Our patient had two known risk factors for ASR as well as an incidental splenic artery pseudoaneurysm which itself is a risk factor for spontaneous rupture and acute haemorrhage. The timing of the recent cocaine ingestion makes it a likely contributing factor to the development of ASR along with acute EBV infection. Our patient had both splenomegaly and Kehr's sign, which are found in 55% and 17% of cases respectively, but unlike previous cases the acute EBV infection was subclinical and otherwise asymptomatic.
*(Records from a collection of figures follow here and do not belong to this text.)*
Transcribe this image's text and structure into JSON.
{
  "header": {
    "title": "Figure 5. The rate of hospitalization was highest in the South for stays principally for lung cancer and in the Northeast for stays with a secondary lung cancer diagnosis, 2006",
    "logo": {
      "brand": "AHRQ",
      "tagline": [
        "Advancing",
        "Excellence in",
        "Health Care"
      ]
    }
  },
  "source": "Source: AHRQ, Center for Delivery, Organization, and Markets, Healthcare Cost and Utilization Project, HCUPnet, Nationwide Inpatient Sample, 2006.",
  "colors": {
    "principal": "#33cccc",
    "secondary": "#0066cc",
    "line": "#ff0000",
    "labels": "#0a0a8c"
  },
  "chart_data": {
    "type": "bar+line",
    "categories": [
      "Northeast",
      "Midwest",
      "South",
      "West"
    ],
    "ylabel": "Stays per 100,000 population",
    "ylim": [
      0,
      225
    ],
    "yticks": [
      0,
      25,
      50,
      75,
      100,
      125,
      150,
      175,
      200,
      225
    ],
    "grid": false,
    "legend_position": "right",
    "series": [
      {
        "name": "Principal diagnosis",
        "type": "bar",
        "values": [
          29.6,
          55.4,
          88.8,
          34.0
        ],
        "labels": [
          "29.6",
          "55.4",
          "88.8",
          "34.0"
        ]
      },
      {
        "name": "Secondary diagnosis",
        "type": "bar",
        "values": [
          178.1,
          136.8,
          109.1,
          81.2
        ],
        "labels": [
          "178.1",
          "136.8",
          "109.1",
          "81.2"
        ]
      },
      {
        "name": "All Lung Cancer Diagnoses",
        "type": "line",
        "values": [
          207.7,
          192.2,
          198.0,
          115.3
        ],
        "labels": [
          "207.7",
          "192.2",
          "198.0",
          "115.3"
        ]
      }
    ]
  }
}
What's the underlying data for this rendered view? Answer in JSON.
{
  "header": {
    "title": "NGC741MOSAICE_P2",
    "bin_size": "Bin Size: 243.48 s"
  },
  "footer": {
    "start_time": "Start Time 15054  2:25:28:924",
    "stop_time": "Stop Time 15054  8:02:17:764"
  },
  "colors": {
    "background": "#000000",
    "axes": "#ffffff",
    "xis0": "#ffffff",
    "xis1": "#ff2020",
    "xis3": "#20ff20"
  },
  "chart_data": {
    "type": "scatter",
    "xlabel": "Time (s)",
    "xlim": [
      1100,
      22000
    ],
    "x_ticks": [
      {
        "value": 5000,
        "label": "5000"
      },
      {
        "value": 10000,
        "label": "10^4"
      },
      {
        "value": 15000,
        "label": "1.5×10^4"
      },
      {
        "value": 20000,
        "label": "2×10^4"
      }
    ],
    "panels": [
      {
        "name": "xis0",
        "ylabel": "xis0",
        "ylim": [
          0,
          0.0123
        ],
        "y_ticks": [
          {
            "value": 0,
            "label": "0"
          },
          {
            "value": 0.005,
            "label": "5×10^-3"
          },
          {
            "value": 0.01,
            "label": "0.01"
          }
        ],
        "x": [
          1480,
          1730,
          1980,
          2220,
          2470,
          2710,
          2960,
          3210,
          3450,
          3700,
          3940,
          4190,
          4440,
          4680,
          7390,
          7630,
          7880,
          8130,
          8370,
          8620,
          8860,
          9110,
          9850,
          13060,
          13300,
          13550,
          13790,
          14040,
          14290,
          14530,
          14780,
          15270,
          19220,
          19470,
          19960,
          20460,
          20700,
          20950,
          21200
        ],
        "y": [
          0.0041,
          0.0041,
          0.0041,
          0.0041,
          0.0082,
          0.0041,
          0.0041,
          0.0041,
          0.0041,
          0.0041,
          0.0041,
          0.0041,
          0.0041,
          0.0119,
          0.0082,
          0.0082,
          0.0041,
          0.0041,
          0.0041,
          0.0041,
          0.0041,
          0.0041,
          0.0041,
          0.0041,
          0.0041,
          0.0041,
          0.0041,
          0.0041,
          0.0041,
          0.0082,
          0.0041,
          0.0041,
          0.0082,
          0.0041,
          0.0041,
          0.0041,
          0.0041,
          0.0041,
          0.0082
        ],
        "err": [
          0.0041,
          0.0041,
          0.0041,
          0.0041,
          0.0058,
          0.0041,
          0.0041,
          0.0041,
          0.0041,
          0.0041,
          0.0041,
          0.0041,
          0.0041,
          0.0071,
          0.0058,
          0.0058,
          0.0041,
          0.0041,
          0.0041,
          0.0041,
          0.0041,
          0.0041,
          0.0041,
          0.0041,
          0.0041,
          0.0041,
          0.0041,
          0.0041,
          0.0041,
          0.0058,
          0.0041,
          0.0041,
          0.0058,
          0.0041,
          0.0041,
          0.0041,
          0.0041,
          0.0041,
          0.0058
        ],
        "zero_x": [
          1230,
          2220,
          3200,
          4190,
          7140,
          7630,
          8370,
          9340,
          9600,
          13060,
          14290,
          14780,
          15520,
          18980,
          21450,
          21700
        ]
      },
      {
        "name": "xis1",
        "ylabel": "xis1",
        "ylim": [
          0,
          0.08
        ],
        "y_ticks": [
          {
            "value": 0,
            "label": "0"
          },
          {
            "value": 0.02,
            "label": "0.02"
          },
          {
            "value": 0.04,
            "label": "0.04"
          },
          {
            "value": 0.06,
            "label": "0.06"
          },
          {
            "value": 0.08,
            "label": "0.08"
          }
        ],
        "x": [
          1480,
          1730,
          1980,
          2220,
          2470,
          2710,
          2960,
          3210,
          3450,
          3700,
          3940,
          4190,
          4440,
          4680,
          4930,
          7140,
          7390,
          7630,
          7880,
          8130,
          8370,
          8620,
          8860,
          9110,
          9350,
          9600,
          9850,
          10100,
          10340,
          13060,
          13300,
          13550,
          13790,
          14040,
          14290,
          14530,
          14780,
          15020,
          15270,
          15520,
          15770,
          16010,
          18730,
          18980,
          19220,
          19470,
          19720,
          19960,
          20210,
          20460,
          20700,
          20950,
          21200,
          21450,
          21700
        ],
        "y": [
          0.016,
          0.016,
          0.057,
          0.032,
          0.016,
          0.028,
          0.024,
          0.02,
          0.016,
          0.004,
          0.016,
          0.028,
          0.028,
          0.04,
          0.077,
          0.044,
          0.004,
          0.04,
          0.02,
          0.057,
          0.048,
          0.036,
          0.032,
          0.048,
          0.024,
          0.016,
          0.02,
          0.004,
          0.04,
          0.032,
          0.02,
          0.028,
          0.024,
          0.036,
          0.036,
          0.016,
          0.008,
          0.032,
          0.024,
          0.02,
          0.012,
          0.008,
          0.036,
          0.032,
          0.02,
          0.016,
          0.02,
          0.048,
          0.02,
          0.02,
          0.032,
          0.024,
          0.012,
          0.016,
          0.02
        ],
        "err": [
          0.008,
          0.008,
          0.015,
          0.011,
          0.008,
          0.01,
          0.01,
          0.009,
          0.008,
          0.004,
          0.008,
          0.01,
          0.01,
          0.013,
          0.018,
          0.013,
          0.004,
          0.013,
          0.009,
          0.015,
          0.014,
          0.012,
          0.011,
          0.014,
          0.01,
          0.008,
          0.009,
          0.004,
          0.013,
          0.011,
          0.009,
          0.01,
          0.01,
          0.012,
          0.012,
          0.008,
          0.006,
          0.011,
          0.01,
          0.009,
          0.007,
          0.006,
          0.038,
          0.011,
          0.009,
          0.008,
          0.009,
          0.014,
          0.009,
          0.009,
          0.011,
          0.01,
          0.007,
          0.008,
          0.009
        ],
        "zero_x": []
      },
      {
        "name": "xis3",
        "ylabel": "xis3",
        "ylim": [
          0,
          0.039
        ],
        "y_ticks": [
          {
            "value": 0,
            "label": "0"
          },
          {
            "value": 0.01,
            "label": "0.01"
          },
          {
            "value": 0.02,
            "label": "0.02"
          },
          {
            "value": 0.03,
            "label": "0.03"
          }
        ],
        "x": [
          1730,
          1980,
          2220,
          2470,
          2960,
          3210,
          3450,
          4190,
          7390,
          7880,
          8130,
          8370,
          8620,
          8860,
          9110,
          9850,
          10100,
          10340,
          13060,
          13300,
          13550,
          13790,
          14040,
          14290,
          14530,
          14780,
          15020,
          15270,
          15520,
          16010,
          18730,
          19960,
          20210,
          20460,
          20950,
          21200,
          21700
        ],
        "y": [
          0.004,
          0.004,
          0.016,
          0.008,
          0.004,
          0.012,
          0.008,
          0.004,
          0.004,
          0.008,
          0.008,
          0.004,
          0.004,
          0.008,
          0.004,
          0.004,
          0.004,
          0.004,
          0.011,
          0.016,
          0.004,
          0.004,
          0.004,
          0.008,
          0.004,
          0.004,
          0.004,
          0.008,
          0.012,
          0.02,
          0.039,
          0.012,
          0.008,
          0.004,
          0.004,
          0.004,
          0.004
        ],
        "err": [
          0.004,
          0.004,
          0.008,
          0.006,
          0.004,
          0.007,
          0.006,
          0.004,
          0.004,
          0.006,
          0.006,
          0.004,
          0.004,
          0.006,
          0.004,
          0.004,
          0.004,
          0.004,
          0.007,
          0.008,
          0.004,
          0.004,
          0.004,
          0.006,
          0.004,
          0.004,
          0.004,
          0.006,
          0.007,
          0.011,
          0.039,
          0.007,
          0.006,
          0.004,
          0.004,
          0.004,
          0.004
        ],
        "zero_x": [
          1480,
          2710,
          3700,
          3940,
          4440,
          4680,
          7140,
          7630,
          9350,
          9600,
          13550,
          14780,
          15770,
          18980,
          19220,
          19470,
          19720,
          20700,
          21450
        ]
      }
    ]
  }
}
In keeping with the literature, our patient had pre-emptive embolisation of an incidentally-detected SAPA owing to its high risk of rupture.

Figure 4 Still image from formal angiogram demonstrating intra-arterial catheter and deployment of endovascular plug (circled, visible beyond the tip of the catheter).

In summary, this combination of acute EBV infection and recent cocaine use causing ASR, in association with an incidental splenic artery pseudoaneurysm, is an interesting variant of a recognised phenomenon that has not been previously reported in the literature. Opportunities for further research in this area are numerous, given that non-operative management is being employed with increasing frequency and that the wide availability of CT scanning is likely to see an increase in the number of cases of ASR being diagnosed. Nevertheless, since only 7% are considered idiopathic,this implies that a large number of cases are associated with an underlying abnormality of the spleen. A longitudinal cohort study may be employed to ascertain the long-term incidence of primary splenic disorders in patients who undergo operative and non-operative management for ASR. Additionally, routine questioning of patients with ASR regarding illicit drug use may be helpful in ascertaining their role in its pathogenesis.

CONCLUSION

ASR is an uncommon event and accounts for 3% of all splenic ruptures. It can be classified as pathological (93%) or idiopathic (7%), with pathological causes including neoplasia, infections, inflammation and iatrogenic injury. Infectious mononucleosis is the largest single cause of ASR worldwide, even when otherwise asymptomatic as in our patient. This case highlights the importance of early recognition of ASR, the possibility of success with a non-operative approach (depending on the Grade of injury) and the need for prompt intervention for visceral artery pseudoaneurysms due to their high risk of rupture, independent of size. The combination of ASR, acute EBV infection, recent cocaine use and the presence of a splenic artery pseudoaneurysm has not been previously described in the literature.

Figure 5 Coeliac angiography after deployment of endovascular plug

Figure 6 Delayed still image from coeliac angiogram confirming complete occlusion of the proximal splenic artery by endovascular plug (arrow).

Figure 7 Coronal slice of abdominal computed tomography on day 5 of admission, demonstrating reduction in size of both haemoperitoneum and splenic subcapsular haematoma.